The art of photography is interesting and beautiful because it takes a snapshot of reality and highlights it beyond what the human eye generally sees, said photo enthusiast George Bollis Jr.
Mr. Bollis was one of dozens of photographers who entered the Indian River Photo Club’s 2012 juried print exhibition at the Vero Beach Museum of Art, and he won first place in two categories.
The 50 photographic prints in the free exhibit will be on display through Jan. 6 in the Patricia M. Patten Community Gallery in the Hazel Education Wing of the museum.
In the color-fauna category, “Enlightened,” Mr. Bollis’ photo of a white peacock butterfly took home the top prize.
Nature’s colors and patterns, especially butterflies, often inspire him to find the perfect shot.
“Photography basically is a way to see things we don’t pay attention to very often. Before I got into photography, I knew butterflies existed, but I didn’t know the species, the colors of them all. Same with birds; we tend to see the herons and the sand hill cranes, but we miss out on the small birds,” Mr. Bollis said.

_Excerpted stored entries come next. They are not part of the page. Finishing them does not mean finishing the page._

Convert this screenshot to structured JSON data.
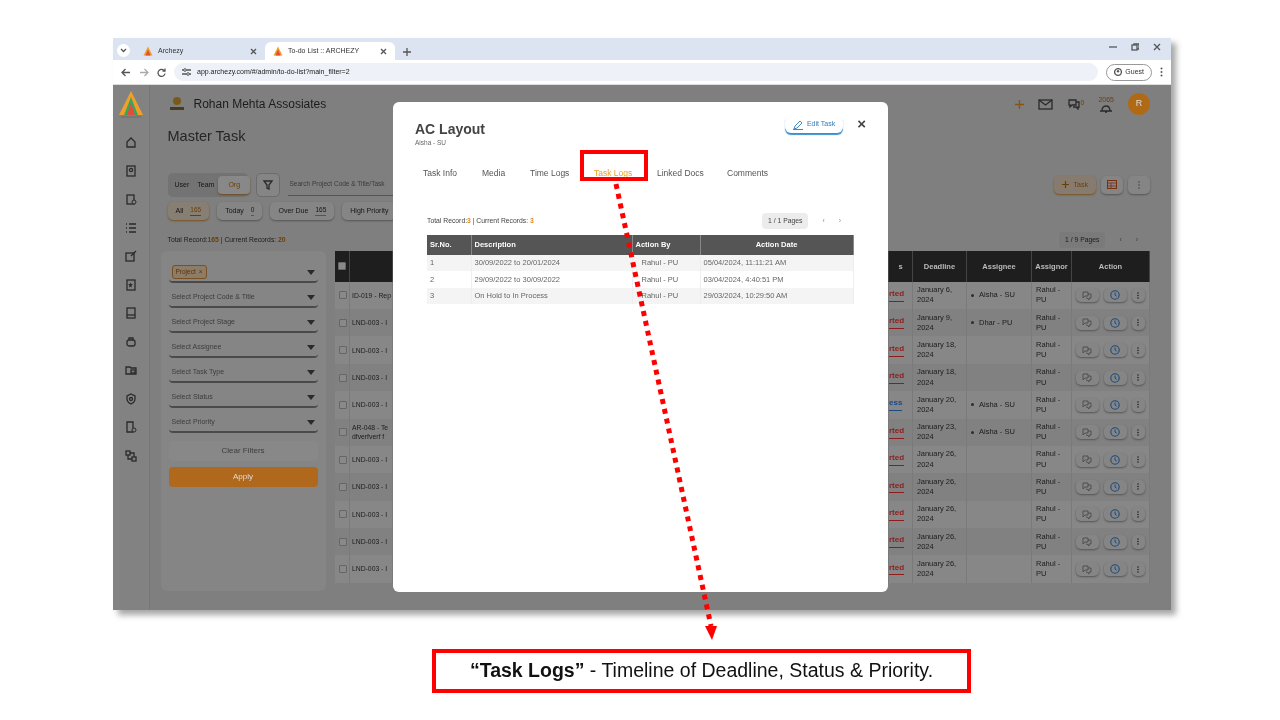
{
  "browser": {
    "tabs": [
      {
        "title": "Archezy",
        "selected": false
      },
      {
        "title": "To-do List :: ARCHEZY",
        "selected": true
      }
    ],
    "url": "app.archezy.com/#/admin/to-do-list?main_filter=2",
    "profile": "Guest"
  },
  "app": {
    "company": "Rohan Mehta Assosiates",
    "messages_count": "0",
    "alerts_count": "2065",
    "avatar": "R",
    "page_title": "Master Task",
    "scope": [
      {
        "label": "User",
        "selected": false
      },
      {
        "label": "Team",
        "selected": false
      },
      {
        "label": "Org",
        "selected": true
      }
    ],
    "search": {
      "placeholder": "Search Project Code & Title/Task"
    },
    "add_task": "Task",
    "quick_filters": [
      {
        "label": "All",
        "count": "165",
        "selected": true
      },
      {
        "label": "Today",
        "count": "0",
        "selected": false
      },
      {
        "label": "Over Due",
        "count": "165",
        "selected": false
      },
      {
        "label": "High Priority",
        "selected": false
      }
    ],
    "summary": {
      "total_label": "Total Record:",
      "total": "165",
      "current_label": "| Current Records:",
      "current": "20"
    },
    "pagination": {
      "pages": "1 / 9 Pages",
      "prev": "‹",
      "next": "›"
    },
    "filters": [
      {
        "kind": "tag",
        "tag": "Project",
        "remove": "×"
      },
      {
        "kind": "select",
        "placeholder": "Select Project Code & Title"
      },
      {
        "kind": "select",
        "placeholder": "Select Project Stage"
      },
      {
        "kind": "select",
        "placeholder": "Select Assignee"
      },
      {
        "kind": "select",
        "placeholder": "Select Task Type"
      },
      {
        "kind": "select",
        "placeholder": "Select Status"
      },
      {
        "kind": "select",
        "placeholder": "Select Priority"
      }
    ],
    "clear_button": "Clear Filters",
    "apply_button": "Apply",
    "table": {
      "select_all": false,
      "columns": [
        "s",
        "Deadline",
        "Assignee",
        "Assignor",
        "Action"
      ],
      "rows": [
        {
          "task": "ID-019 - Rep",
          "selected": false,
          "status": "rted",
          "color": "#8e1c1c",
          "deadline": "January 6, 2024",
          "assignee": "Aisha - SU",
          "assignor": "Rahul - PU"
        },
        {
          "task": "LND-003 - I",
          "selected": false,
          "status": "rted",
          "color": "#8e1c1c",
          "deadline": "January 9, 2024",
          "assignee": "Dhar - PU",
          "assignor": "Rahul - PU"
        },
        {
          "task": "LND-003 - I",
          "selected": false,
          "status": "rted",
          "color": "#8e1c1c",
          "deadline": "January 18, 2024",
          "assignor": "Rahul - PU"
        },
        {
          "task": "LND-003 - I",
          "selected": false,
          "status": "rted",
          "color": "#8e1c1c",
          "deadline": "January 18, 2024",
          "assignor": "Rahul - PU"
        },
        {
          "task": "LND-003 - I",
          "selected": false,
          "status": "ess",
          "color": "#1b4a85",
          "deadline": "January 20, 2024",
          "assignee": "Aisha - SU",
          "assignor": "Rahul - PU"
        },
        {
          "task": "AR-048 - Te dfverfverf f",
          "selected": false,
          "status": "rted",
          "color": "#8e1c1c",
          "deadline": "January 23, 2024",
          "assignee": "Aisha - SU",
          "assignor": "Rahul - PU"
        },
        {
          "task": "LND-003 - I",
          "selected": false,
          "status": "rted",
          "color": "#8e1c1c",
          "deadline": "January 26, 2024",
          "assignor": "Rahul - PU"
        },
        {
          "task": "LND-003 - I",
          "selected": false,
          "status": "rted",
          "color": "#8e1c1c",
          "deadline": "January 26, 2024",
          "assignor": "Rahul - PU"
        },
        {
          "task": "LND-003 - I",
          "selected": false,
          "status": "rted",
          "color": "#8e1c1c",
          "deadline": "January 26, 2024",
          "assignor": "Rahul - PU"
        },
        {
          "task": "LND-003 - I",
          "selected": false,
          "status": "rted",
          "color": "#8e1c1c",
          "deadline": "January 26, 2024",
          "assignor": "Rahul - PU"
        },
        {
          "task": "LND-003 - I",
          "selected": false,
          "status": "rted",
          "color": "#8e1c1c",
          "deadline": "January 26, 2024",
          "assignor": "Rahul - PU"
        }
      ]
    }
  },
  "modal": {
    "title": "AC Layout",
    "subtitle": "Aisha - SU",
    "edit_button": "Edit Task",
    "close": "×",
    "tabs": [
      {
        "label": "Task Info",
        "selected": false
      },
      {
        "label": "Media",
        "selected": false
      },
      {
        "label": "Time Logs",
        "selected": false
      },
      {
        "label": "Task Logs",
        "selected": true
      },
      {
        "label": "Linked Docs",
        "selected": false
      },
      {
        "label": "Comments",
        "selected": false
      }
    ],
    "summary": {
      "total_label": "Total Record:",
      "total": "3",
      "current_label": "| Current Records:",
      "current": "3"
    },
    "pagination": {
      "pages": "1 / 1 Pages",
      "prev": "‹",
      "next": "›"
    },
    "logs": {
      "columns": [
        "Sr.No.",
        "Description",
        "Action By",
        "Action Date"
      ],
      "rows": [
        {
          "sr": "1",
          "description": "30/09/2022 to 20/01/2024",
          "action_by": "Rahul - PU",
          "action_date": "05/04/2024, 11:11:21 AM"
        },
        {
          "sr": "2",
          "description": "29/09/2022 to 30/09/2022",
          "action_by": "Rahul - PU",
          "action_date": "03/04/2024, 4:40:51 PM"
        },
        {
          "sr": "3",
          "description": "On Hold to In Process",
          "action_by": "Rahul - PU",
          "action_date": "29/03/2024, 10:29:50 AM"
        }
      ]
    }
  },
  "callout": {
    "text": "**“Task Logs”** - Timeline of Deadline, Status & Priority."
  }
}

Mr. Bollis is an architect by trade and his other hobbies include watercolor painting, planting butterfly-attracting gardens, hiking and bird watching.
His second first-place prize was in the still life category for his photograph, “Sewing Wild Oats.”

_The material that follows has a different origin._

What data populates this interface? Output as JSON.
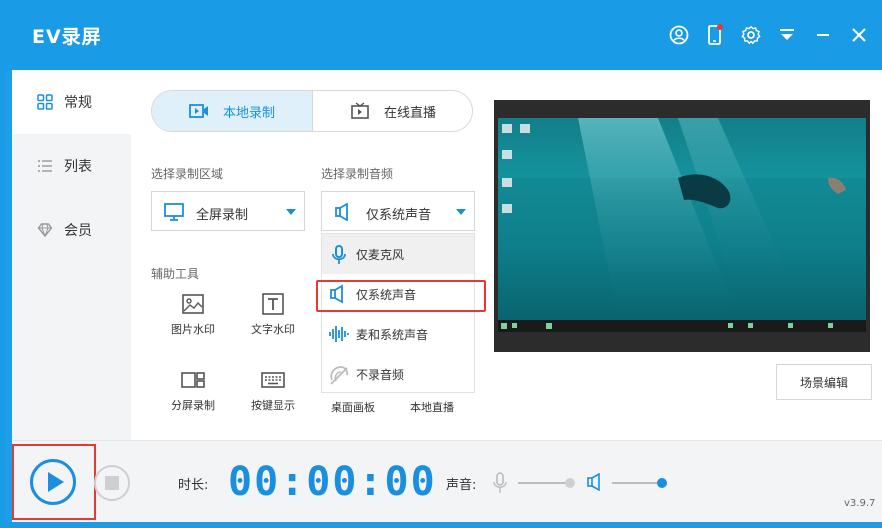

The photo is of stitching on a wild sea oats plant with a background of black felt, a tongue-in-cheek interpretation of the familiar cliché, “sowing wild oats.”
“I look for humor and creativity in my photographs, too,” Mr. Bollis said.
Another first-place winner, David Garrett, enjoys photographing people and capturing their essence in an image.
“I see something in their eye, something in their smile and I want to take a picture,” Mr. Garrett said.
“I try to bring out the true self of someone, what’s really inside them,” he said.
His first-place photograph “Homeless,” is of a Civil War re-enactor playing the part of a vagrant in Fort Pierce.
“He had so much character in his face. He played the part so well, something just struck me and I had to take a picture,” Mr. Garrett said.
Sports action photography was his livelihood several years ago, but now he finds great satisfaction in portraits and candid portraits of people.
The Indian River Photo Club’s juried exhibition includes works from members of the club as well as non-members, both professional and amateur.
The seven juried categories were people, nature-flora, nature-fauna, scapes, still life, special techniques and open.